Il est probable qu’elles aient montré le dessin d’une bonne partie de l’Australie bien avant sa « découverte » officielle, en 1606, par le néerlandais Willem Jansz.

Il est assuré que, sur la base des relations faites par Jacques Cartier de son deuxième voyage au Canada (1535-1536), elles ont été les premières à donner à voir Terre Neuve, sinon comme une île, du moins comme un archipel séparé de la terre ferme, et à montrer le golfe du Saint-Laurent ainsi que le fleuve de même nom, jusqu’aux villes actuelles de Québec et Montréal.

S’agissant du dessin de ce qu’on appelle aujourd’hui le Canada, ces cartes posent toutefois question à propos des contrées qu’elles montrent au nord du golfe du Saint-Laurent, à l’emplacement de ce qui est actuellement le Labrador.

 

La carte du monde de Nicolas Desliens[1], la première, sans doute, des cartes dieppoises réalisées après le deuxième voyage de Cartier, représente, au sud-ouest d’une île « belle » (l’actuelle Belle Isle), correctement placée à l’entrée du golfe du Saint-Laurent, un archipel dont on sait qu’il constitue la grande île de Terre Neuve. La bordure continentale obliquant au nord, après celle formant la rive septentrionale du fleuve Saint Laurent, est cependant creusée, à hauteur du 55° de latitude nord, d’une profonde échancrure vers l’ouest, se refermant sur une rivière « doulce », au sud de laquelle se voit le Canada. Le littoral nord de cette vaste baie, dont la description comporte une nomenclature fournie, se développe vers l’est sur une grande étendue, et s’achève sur la pointe d’une terre ferme, identifiée comme la terre du Labrador. Au nord-est de cette pointe se voit l’Islande.
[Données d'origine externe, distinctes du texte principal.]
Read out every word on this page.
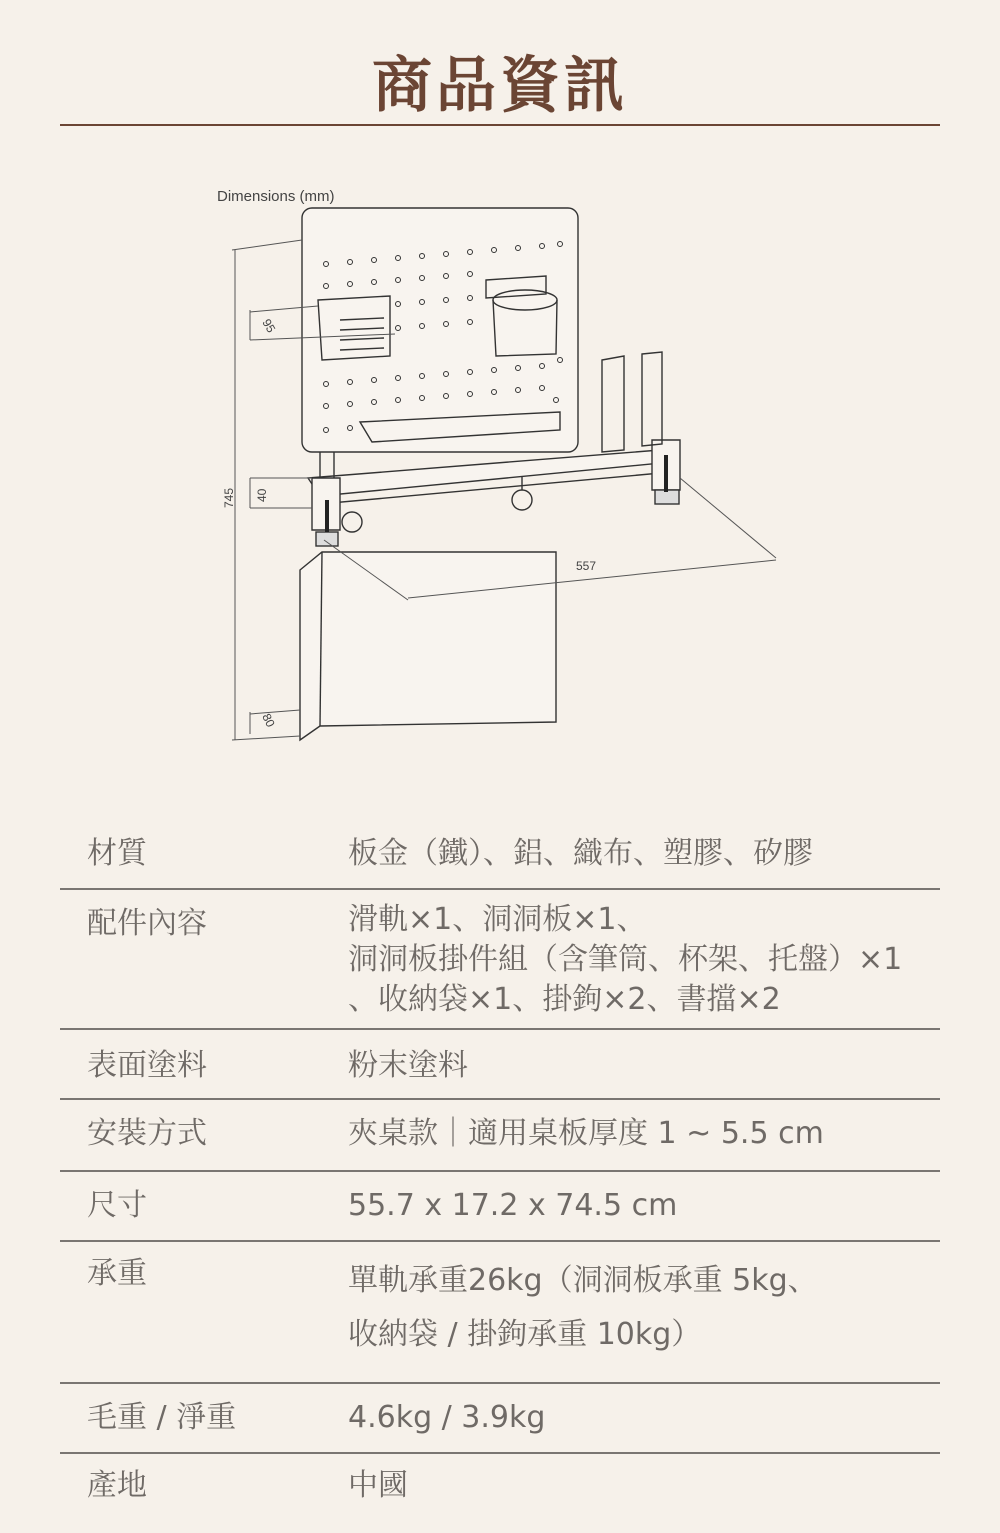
商品資訊
Dimensions (mm)
745
95
40
557
80
材質	板金（鐵）、鋁、織布、塑膠、矽膠
配件內容	滑軌×1、洞洞板×1、
洞洞板掛件組（含筆筒、杯架、托盤）×1
、收納袋×1、掛鉤×2、書擋×2
表面塗料	粉末塗料
安裝方式	夾桌款｜適用桌板厚度 1 ~ 5.5 cm
尺寸	55.7 x 17.2 x 74.5 cm
承重	單軌承重26kg（洞洞板承重 5kg、
收納袋 / 掛鉤承重 10kg）
毛重 / 淨重	4.6kg / 3.9kg
產地	中國
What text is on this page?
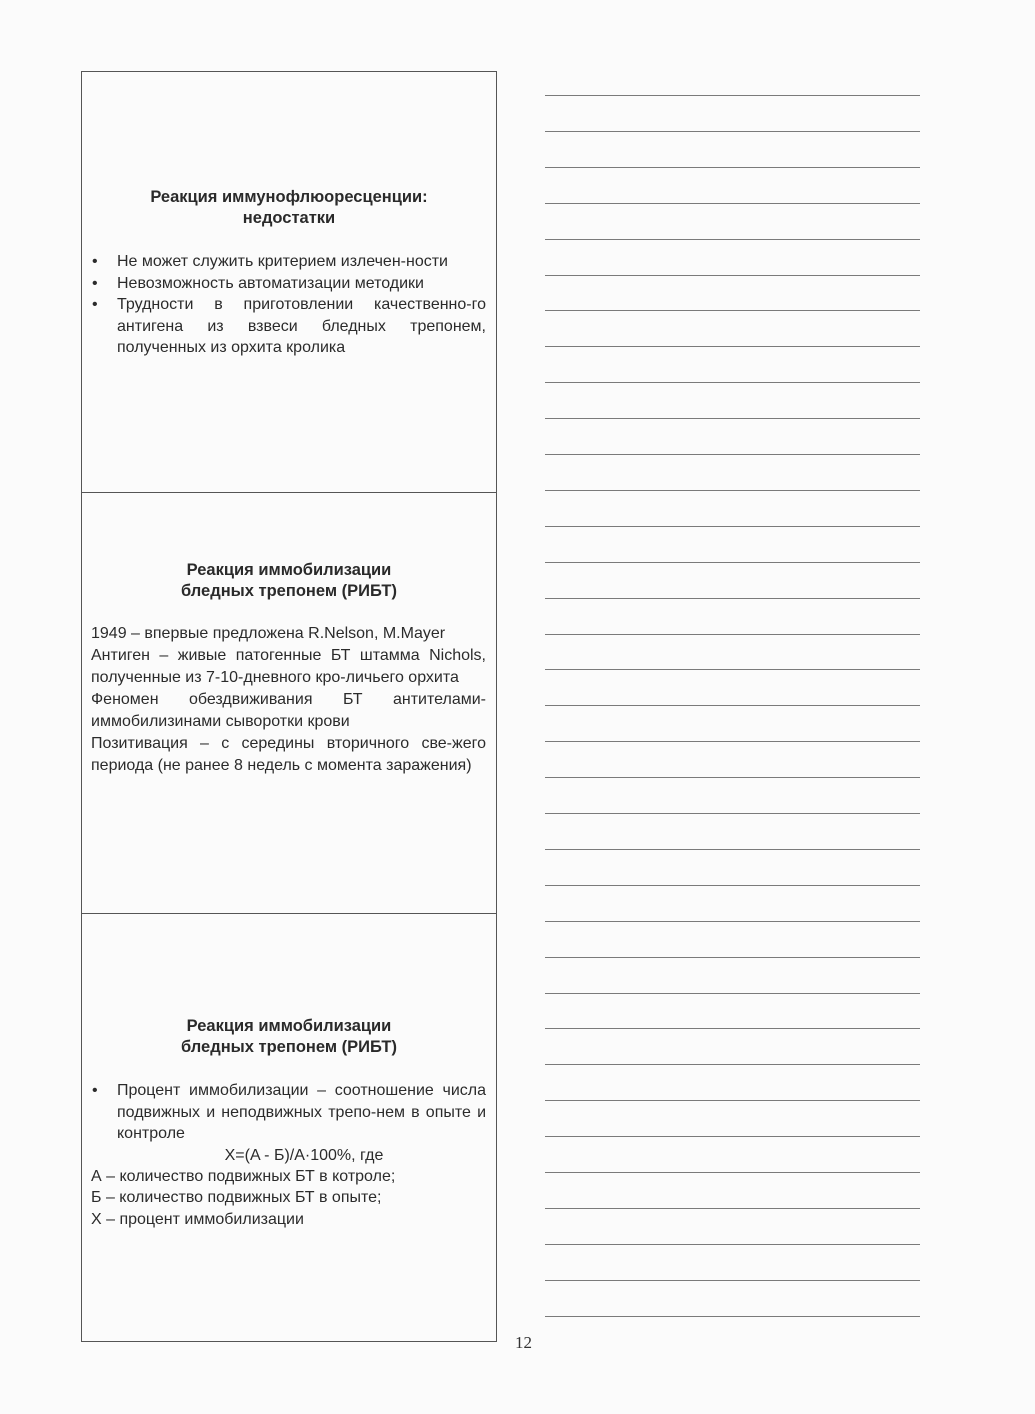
Реакция иммунофлюоресценции:
недостатки
• Не может служить критерием излечен-ности
• Невозможность автоматизации методики
• Трудности в приготовлении качественно-го антигена из взвеси бледных трепонем, полученных из орхита кролика
Реакция иммобилизации
бледных трепонем (РИБТ)

1949 – впервые предложена R.Nelson, M.Mayer

Антиген – живые патогенные БТ штамма Nichols, полученные из 7-10-дневного кро-личьего орхита

Феномен обездвиживания БТ антителами-иммобилизинами сыворотки крови

Позитивация – с середины вторичного све-жего периода (не ранее 8 недель с момента заражения)

Реакция иммобилизации
бледных трепонем (РИБТ)
• Процент иммобилизации – соотношение числа подвижных и неподвижных трепо-нем в опыте и контроле
X=(A - Б)/A·100%, где

А – количество подвижных БТ в котроле;

Б – количество подвижных БТ в опыте;

Х – процент иммобилизации

12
La mappemonde de Pierre Desceliers, datée de 1550, réalisée pour Henri II et conservée à la British Library[2], montre, sous l’appellation de Terre du Laborador, une étendue terrestre à la position et aux contours très voisins de celle dessinée par Desliens, sa bordure maritime ne se clôturant cependant pas, à l’ouest, par l’estuaire d’une rivière, mais demeurant ouverte sur des espaces marins indéterminés. Une carte du monde antérieure, dessinée en 1546 par le même Desceliers[3], fait apparaître une continuité de la bordure côtière, entre la pointe de la Terre du Laboureur et le golfe du Saint Laurent.

Le Boke of Idrography[4] réalisé en 1542 par Jean Rotz, cosmographe qui a œuvré tantôt pour le roi de France et tantôt pour celui d’Angleterre, montre une land of Labrador au nord-est de l’Amérique.

La terre du Laborador, au dessin similaire à celui relevé sur la carte de Desliens se retrouve sur la carte du monde dite Dauphin ou Harleian[5], composée vers 1546, comme sur la carte de l’Atlas Vallard (1547)[6] représentant le nord-est de l’Amérique. Elle se voit, pareillement dessinée, sur les folios IX, LVII et LVIII de la Cosmographie universelle de Guillaume Le Testu (1555)[7], le folio LVII incorporant les découvertes de Cartier et montrant une Terre Neuve détachée de la terre ferme, ainsi que le tracé du fleuve Saint Laurent.

 

Si le « Labrador » des cartes dieppoises devait être celui d’aujourd’hui, l’échancrure le séparant le plus souvent du « Canada » serait énigmatique. La côte orientale du Labrador comporte certes de nombreux accidents, mais aucun, jusqu’au détroit d’Hudson, n’a l’ampleur de celui séparant, selon les cartographes dieppois, le « Canada » du « Labrador ».

Le mystère du dessin rapporté peut être en partie levé par le rapprochement de deux éléments.

 

Le premier tient à la toponymie, et à la confusion à laquelle pourrait donner lieu, sur les cartes concernées, l’appellation de « terre du Labrador ».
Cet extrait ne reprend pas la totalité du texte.